Venture capital pioneer Tom Perkins dies at 84

Thomas Perkins, who co-founded venture capital firm Kleiner Perkins Caufield & Byers, has died of natural causes. He was 84 years old.

Before becoming an investor, Perkins founded a laser company called University Labs, and was the first general manager of Hewlett-Packard’s computer division. He co-founded Kleiner Perkins with Eugene Kleiner in 1972, helping to lay the foundation for venture capital in Silicon Valley.

During his career, Perkins served on the boards of a number of well-known companies, including Compaq, Genentech and News Corp.
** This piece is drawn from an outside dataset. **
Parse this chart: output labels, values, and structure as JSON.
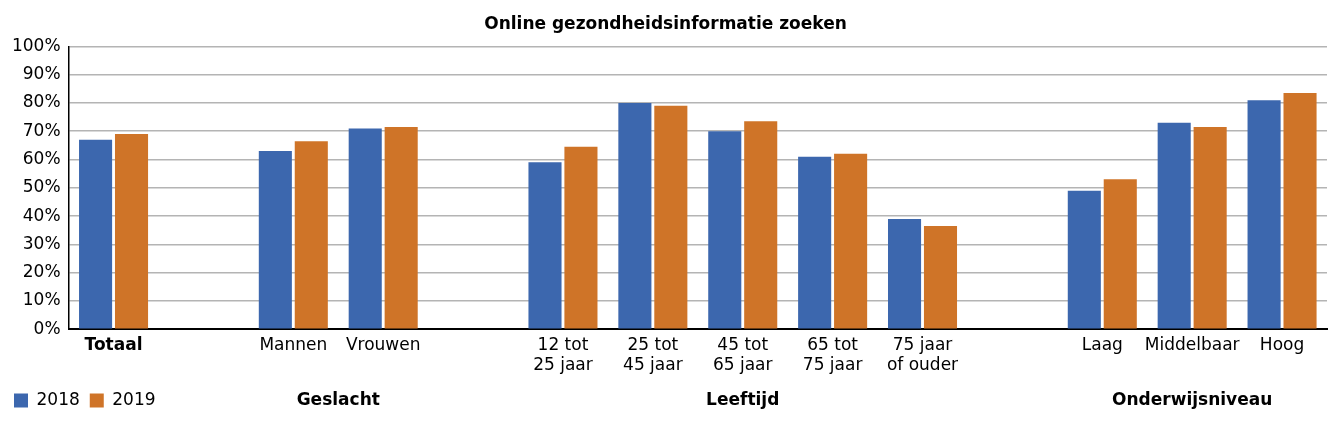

Perkins was also on the HP board, but resigned in 2006 because of his objections to a board investigation of press leaks.

Outside of tech, Perkins also wrote a memoir and a novel, and he built a giant yacht called the Maltese Falcon. In recent years, he attracted criticism for a letter in The Wall Street Journal comparing the “rising tide of hatred of the successful one percent” to Nazi Germany. (The letter was, in part, a response to negative coverage of Perkins’ ex-wife Danielle Steele.)

At our Disrupt SF conference in 2013, Perkins appeared with Sequoia Capital founder Don Valentine, where he paid tribute to his mentor David Packard and talked about his career’s highs (like investing in Genentech) and lows (like passing on Apple). He also noted that Kleiner Perkins backed AOL, which now owns TechCrunch.

“There’s always been a debate of what’s the best investment: Do you invest in an idea or in a person?” he said. “And that debate goes on forever. I feel you invest in the idea because bad people don’t have good ideas. So it’s a very simple formula.”

Kleiner Perkins sent us the following statement from co-founders Frank Caufield and Brook Byers:

As a cofounder of Kleiner Perkins Caufield & Byers, Tom was a pioneer in the venture capital industry. He defined what we know of today as entrepreneurial venture capital by going beyond just funding to helping entrepreneurs realize their visions with operating expertise. He was there at the start of the biotech industry and the computer revolution. Tom was our partner and friend, and we will miss him.